TAP Air Portugal posted a net profit of €4.1 million in 2025, the airline announced on April 9, 2026, extending a run of profitability that began in 2022.
The figure was heavily influenced by a €42 million corporate income tax adjustment tied to Portugal’s progressive reduction in its corporate tax rate.
The result marks the fourth consecutive year of profit for the Portuguese flag carrier since returning to the black following its renationalization and restructuring in the wake of the Covid-19 pandemic.
Operating revenue for the full year totaled €4.313 million, up 1.2% from 2024. The maintenance business was the standout contributor, with revenues rising 10.7%, while passenger revenue grew 0.8%. TAP carried 16.7 million passengers, a 3.4% increase year on year, and raised its load factor to 84.2%, up 1.9 percentage points.
In 2024, TAP had recorded a net income of €53.7 million, a stronger result that benefited from a less pressured operating environment.
Unit revenue under pressure
Capacity grew by 3.1%, and revenue passenger kilometers expanded by 5.5%, but unit revenue came under pressure. PRASK fell 2.3% to 6.96 cents, reflecting increased competition in core markets and weaker demand conditions in the North American market.
Recurring operating costs rose 3.6% to €4.070 million. Staff costs increased 7.9%, traffic costs grew 6.7%, and depreciation and amortization climbed 10.8%. A 5.4% reduction in fuel costs partially offset those increases. Recurring CASK rose 0.5% to 7.36 cents for the full year.
TAP recorded a recurring EBITDA of €742.9 million, a margin of 17.2%, and a recurring EBIT of €243.4 million, at a margin of 5.6%. The airline noted that the first quarter of 2025 was particularly challenging.

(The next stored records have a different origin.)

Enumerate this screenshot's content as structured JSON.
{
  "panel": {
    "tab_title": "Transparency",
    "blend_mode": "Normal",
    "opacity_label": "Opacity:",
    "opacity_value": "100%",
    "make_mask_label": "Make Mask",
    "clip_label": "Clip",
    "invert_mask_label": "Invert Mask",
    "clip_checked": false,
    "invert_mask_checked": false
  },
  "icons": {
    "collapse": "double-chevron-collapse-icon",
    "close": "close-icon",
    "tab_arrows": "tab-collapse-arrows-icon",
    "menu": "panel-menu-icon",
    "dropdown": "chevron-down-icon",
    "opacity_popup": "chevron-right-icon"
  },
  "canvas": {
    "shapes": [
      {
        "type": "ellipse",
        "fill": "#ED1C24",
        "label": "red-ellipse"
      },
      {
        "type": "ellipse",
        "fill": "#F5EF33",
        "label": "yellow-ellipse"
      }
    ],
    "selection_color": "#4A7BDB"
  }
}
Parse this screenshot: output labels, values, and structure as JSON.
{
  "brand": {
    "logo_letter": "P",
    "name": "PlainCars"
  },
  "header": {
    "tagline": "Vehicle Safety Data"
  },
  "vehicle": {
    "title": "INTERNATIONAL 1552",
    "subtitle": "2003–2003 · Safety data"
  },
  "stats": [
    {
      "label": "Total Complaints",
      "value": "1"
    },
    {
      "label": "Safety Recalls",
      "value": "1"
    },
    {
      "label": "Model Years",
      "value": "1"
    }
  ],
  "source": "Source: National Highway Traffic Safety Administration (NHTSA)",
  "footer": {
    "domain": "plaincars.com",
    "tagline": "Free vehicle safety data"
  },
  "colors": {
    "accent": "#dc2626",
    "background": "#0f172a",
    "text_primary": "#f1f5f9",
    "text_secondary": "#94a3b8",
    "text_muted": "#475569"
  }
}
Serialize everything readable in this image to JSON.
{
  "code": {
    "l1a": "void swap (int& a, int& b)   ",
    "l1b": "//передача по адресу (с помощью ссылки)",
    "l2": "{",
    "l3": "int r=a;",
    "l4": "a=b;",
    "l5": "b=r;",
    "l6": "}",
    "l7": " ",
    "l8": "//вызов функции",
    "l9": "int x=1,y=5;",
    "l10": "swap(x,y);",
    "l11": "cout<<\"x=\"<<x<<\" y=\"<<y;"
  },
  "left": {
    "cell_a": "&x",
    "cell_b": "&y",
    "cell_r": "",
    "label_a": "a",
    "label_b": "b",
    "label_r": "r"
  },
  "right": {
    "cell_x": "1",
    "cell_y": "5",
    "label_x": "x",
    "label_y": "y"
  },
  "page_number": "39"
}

As of December 31, 2025, TAP held a liquidity position of €765.3 million, an improvement of €113.7 million compared with the same date in 2024 and recorded a net debt to EBITDA ratio of 2.6x.
EU restructuring plan completed
The results also mark the formal completion of TAP’s EU-approved restructuring plan, a condition imposed after the Portuguese government provided approximately €3.2 billion in state support to prevent the carrier’s collapse during the COVID-19 pandemic.
The European Commission acknowledged that TAP had implemented the required operational measures on time and restored long-term financial viability. An extension to June 30, 2026, was granted for the divestment of the catering subsidiary Cateringpor and the ground-handling unit SPdH, with TAP committing to return €24.99 million to the Portuguese state as part of that extension.
Strategy for 2026
TAP CEO Luís Rodrigues said the airline would accelerate execution of its defined priorities in 2026, with a focus on transatlantic expansion. The airline plans to add two new destinations in Brazil, bringing its total Brazilian network to 15 routes, of which 10 would be served exclusively by TAP. Porto operations are also set to expand, with new routes and the development of a maintenance hub at the city’s airport.
The airline said it expects demand to remain resilient and anticipates improved load factors and unit revenues despite planned capacity growth, with fuel cost movements partially offset by pricing aligned with market trends.
Privatization backdrop
The results arrive at a significant moment in TAP’s ownership trajectory. With the EU restructuring plan now closed, the Portuguese government is actively progressing the sale of a 44.9% stake in the airline, with a further 5% earmarked for employees.
Both Lufthansa Group and Air France-KLM submitted non-binding offers for the stake on April 2, 2026, meeting the government’s deadline. The third invited bidder, International Airlines Group (IAG), has withdrawn from the process due to concerns about the deal’s minority structure. Portuguese Infrastructure Minister Miguel Pinto Luz has said a winning bidder is expected to be selected by the summer of 2026.